Updated 3 February 2015

The specialist palliative care team (SPCT) was available five days a week for face-to-face contact, and the hospice provided telephone out-of-hours and weekend cover. Medicines were provided in line with guidelines for end of life care. ‘Do not attempt cardio-pulmonary resuscitation’ (DNA CPR) forms were not consistently completed in accordance with trust policy, and there were no standardised processes for completing mental capacity assessments.

The SPCT provided four study days per year for trained nurses, and trust staff were able access palliative care study days provided by the hospice in the Weald. Medical end of life training was delivered as part of the doctors’ formal education programme. Leadership of the SPCT was good; quality and patient experience were seen as priorities.

All patients requiring end of life care were referred to the SPCT. However, often no specialist input was required by the team. Patients were cared for with dignity and respect and received compassionate care. There was a multidisciplinary team approach to facilitate the rapid discharge of patients to their preferred place of care. Relatives of patients receiving end of life care were provided with free car parking.


Requires improvement

Updated 3 February 2015

All the patients we spoke with told us they had been treated with dignity and their privacy protected. They spoke highly of the staff in outpatients and radiology. Patients found staff polite and caring. However, many patients complained to us about waiting times in outpatient clinics.

Staff were reporting incidents, and these were discussed at the clinical governance meetings within the directorates. Systems were in place to reduce the risk and spread of infection. Medicines were stored and administered safely. The department held its own training records, which were up to date and demonstrated that most staff had attended mandatory training.
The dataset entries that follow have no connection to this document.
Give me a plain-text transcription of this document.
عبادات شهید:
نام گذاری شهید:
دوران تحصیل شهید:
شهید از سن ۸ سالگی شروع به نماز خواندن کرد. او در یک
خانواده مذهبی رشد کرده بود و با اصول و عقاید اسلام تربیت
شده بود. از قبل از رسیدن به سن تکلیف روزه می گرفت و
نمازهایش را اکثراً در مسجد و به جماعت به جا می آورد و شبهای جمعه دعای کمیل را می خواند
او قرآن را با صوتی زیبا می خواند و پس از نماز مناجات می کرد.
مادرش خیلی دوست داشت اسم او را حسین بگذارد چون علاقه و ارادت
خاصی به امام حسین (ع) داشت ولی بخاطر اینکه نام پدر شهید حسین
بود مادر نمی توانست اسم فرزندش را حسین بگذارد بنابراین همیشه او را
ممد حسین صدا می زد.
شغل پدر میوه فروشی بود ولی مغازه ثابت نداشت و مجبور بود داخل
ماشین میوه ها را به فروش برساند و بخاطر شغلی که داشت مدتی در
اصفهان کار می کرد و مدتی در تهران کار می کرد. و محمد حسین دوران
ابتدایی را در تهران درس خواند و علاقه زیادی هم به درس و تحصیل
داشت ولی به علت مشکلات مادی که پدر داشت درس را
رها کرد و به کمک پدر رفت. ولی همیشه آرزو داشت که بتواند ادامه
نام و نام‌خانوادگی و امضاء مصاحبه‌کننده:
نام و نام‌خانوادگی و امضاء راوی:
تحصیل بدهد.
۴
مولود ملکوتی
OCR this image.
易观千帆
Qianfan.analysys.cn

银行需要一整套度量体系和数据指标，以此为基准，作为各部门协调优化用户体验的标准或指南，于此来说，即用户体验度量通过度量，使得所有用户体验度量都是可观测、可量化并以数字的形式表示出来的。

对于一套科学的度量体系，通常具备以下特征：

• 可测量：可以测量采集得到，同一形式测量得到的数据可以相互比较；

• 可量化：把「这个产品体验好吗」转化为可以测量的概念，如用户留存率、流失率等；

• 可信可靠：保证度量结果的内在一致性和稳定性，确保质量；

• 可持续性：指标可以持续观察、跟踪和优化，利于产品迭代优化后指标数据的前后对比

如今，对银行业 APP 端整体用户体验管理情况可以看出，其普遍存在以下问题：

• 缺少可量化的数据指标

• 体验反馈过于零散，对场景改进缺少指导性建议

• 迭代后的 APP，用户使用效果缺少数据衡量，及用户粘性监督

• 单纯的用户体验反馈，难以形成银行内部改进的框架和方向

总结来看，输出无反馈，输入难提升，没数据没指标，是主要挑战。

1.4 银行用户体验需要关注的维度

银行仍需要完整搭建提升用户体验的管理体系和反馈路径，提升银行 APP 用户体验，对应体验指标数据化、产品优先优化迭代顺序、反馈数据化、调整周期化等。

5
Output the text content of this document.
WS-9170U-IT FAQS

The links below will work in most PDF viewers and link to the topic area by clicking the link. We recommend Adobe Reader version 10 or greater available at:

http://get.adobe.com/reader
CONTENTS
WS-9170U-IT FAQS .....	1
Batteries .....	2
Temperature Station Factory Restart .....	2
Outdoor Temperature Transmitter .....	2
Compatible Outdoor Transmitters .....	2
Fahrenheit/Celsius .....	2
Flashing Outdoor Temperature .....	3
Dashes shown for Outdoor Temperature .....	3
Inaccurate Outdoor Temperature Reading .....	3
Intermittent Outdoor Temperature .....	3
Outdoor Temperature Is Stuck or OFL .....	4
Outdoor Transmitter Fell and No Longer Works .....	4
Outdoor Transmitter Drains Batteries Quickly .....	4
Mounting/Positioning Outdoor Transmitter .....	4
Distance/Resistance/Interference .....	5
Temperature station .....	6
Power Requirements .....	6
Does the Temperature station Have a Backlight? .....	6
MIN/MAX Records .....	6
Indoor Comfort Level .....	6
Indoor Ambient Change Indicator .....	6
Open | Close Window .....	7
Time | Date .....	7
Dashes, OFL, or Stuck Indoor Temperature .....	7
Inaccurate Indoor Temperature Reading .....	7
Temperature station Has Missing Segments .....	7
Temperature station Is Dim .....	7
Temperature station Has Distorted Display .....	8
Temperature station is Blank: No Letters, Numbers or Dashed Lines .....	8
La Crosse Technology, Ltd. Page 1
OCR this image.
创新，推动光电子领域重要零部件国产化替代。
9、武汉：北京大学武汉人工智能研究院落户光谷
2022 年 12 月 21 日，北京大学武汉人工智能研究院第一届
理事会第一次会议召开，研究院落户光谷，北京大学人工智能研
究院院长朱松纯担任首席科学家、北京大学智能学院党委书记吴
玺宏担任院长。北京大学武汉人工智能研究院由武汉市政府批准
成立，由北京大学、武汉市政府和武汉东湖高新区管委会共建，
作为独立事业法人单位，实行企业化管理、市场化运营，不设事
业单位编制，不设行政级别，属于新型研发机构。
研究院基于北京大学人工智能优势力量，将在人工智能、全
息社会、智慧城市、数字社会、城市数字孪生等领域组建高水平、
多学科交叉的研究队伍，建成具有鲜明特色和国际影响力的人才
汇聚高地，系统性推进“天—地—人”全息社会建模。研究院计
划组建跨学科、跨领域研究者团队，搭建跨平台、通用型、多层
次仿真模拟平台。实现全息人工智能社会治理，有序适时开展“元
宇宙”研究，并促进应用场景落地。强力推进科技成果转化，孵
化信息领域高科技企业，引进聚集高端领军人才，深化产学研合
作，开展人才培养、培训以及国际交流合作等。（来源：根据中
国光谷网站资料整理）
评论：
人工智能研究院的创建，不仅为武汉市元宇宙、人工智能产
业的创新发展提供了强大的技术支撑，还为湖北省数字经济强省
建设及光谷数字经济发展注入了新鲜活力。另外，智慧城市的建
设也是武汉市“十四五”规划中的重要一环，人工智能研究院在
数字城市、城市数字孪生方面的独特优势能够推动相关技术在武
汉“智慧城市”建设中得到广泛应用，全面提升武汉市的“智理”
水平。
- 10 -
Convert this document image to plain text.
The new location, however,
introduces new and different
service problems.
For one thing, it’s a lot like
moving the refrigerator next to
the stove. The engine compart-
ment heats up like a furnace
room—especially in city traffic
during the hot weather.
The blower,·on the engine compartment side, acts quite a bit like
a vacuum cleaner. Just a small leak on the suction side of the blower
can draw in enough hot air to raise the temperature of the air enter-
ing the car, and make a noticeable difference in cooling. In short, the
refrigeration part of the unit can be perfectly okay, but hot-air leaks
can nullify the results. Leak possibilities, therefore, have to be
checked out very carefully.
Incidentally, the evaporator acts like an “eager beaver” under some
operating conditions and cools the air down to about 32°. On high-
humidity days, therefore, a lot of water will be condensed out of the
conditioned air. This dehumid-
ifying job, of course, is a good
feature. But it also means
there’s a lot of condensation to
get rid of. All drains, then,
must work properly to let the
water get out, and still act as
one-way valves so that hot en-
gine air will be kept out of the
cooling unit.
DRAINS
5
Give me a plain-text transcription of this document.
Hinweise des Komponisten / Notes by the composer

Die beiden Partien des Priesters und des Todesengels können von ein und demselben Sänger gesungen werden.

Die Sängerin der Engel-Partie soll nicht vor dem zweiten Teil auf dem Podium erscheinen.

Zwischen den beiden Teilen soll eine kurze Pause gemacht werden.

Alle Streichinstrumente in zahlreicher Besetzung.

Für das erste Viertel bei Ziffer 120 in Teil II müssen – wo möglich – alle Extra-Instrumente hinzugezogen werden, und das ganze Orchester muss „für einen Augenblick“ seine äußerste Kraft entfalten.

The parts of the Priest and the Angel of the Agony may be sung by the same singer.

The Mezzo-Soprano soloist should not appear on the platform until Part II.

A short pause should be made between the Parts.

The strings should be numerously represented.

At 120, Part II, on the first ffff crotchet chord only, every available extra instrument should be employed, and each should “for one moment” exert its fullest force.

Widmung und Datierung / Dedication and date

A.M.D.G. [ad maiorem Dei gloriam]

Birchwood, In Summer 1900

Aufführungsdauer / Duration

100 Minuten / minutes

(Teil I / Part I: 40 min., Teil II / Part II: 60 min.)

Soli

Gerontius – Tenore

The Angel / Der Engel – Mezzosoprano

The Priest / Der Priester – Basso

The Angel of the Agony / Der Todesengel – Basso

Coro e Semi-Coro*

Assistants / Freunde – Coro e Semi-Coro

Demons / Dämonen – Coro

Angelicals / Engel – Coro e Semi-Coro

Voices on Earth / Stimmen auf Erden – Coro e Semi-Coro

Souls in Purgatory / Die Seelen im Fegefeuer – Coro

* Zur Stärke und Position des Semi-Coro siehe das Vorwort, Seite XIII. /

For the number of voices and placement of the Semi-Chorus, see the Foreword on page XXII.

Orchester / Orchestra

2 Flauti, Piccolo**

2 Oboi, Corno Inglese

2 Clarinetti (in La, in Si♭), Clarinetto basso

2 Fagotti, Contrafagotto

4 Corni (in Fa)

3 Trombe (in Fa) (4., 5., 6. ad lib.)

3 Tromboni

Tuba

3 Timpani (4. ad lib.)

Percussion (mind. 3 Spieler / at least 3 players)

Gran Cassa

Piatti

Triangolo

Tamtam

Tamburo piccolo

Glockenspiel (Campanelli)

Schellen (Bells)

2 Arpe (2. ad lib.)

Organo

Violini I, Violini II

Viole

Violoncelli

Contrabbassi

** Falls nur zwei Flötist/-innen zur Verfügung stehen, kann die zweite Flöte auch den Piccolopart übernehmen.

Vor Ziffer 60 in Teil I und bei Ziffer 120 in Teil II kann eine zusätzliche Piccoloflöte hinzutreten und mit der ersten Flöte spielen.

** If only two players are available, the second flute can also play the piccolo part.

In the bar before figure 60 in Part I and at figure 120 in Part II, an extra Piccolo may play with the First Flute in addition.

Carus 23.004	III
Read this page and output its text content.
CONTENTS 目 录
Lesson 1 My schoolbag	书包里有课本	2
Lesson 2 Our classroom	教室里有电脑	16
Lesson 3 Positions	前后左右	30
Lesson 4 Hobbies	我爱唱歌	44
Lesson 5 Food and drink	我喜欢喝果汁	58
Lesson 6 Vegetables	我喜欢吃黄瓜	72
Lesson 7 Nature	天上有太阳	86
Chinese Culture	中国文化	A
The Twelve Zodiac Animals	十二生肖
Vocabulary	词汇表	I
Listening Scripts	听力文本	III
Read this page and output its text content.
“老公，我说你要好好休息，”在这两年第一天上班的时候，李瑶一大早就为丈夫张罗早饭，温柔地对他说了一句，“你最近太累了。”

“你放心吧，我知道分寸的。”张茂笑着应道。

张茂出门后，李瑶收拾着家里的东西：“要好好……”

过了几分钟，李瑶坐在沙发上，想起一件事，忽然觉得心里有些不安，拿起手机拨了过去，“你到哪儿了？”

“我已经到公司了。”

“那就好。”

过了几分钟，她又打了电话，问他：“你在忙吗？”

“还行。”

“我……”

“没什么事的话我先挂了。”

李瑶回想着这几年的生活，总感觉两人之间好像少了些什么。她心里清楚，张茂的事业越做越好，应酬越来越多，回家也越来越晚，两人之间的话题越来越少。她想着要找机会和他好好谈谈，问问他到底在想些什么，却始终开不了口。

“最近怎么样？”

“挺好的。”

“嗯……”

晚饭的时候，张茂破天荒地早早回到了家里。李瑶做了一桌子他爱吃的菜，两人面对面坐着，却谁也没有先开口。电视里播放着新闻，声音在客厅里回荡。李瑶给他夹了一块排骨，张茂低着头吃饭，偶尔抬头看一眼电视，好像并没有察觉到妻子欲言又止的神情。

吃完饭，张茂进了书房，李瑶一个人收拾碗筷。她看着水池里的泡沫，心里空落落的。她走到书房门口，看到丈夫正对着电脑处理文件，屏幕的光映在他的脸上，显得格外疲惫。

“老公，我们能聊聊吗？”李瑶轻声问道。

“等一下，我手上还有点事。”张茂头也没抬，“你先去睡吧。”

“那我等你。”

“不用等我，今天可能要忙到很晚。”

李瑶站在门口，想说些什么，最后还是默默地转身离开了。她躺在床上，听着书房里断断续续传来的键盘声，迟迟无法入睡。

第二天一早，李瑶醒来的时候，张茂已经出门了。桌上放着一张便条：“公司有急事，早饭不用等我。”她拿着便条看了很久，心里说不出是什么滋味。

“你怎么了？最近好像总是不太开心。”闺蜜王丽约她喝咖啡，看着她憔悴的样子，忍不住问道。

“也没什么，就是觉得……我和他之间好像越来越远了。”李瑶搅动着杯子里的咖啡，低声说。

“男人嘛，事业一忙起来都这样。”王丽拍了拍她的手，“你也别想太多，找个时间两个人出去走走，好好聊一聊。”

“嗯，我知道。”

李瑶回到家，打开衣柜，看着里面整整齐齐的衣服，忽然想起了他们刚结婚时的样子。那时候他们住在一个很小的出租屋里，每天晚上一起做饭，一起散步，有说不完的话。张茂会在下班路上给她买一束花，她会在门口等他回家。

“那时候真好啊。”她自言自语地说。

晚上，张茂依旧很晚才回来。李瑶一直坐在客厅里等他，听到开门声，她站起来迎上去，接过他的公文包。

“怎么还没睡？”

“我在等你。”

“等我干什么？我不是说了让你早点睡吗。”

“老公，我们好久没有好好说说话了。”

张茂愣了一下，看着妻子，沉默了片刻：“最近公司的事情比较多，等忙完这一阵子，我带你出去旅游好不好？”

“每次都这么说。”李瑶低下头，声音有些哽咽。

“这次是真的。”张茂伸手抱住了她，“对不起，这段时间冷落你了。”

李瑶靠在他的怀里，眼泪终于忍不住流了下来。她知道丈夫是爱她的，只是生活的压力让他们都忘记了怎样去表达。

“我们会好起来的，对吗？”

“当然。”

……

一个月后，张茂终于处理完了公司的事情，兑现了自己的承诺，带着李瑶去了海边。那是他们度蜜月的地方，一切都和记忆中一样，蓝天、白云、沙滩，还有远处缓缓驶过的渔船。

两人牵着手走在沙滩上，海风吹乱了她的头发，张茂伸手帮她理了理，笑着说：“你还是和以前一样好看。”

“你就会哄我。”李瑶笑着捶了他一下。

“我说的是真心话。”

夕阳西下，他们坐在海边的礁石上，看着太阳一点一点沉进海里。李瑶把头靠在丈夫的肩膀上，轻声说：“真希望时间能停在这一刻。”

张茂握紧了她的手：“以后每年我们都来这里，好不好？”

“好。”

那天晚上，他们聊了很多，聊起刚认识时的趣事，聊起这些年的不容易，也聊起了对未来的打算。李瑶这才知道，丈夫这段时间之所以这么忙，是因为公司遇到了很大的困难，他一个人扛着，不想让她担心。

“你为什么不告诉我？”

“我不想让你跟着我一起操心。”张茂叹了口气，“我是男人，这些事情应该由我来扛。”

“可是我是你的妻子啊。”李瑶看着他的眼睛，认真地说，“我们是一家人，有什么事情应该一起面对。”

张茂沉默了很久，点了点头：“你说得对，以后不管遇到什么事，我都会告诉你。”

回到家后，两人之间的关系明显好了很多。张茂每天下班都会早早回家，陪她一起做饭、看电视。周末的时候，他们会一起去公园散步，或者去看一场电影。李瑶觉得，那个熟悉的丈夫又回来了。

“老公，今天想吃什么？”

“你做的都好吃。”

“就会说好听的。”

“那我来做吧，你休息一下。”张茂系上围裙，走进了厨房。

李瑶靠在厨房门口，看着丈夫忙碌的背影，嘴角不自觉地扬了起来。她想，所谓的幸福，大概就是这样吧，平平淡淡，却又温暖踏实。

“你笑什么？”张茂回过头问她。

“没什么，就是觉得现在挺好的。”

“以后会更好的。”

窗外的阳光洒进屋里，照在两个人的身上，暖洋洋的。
The trust had met its national targets and consistently performed higher than the national average with regard to radiology waiting times. There had been a backlog in reporting computerised tomography (CT) and magnetic resonance imaging (MRI) scans for several months, but there was evidence at the visit that these were being resolved. An ongoing backlog in clinic letters being sent out had not been resolved. There was a risk of patients receiving delayed or inappropriate treatment, and considerable stress caused to staff.

Staff demonstrated a commitment to patient-centred care, and we found many examples of such care and attention to patients’ conditions and preferences.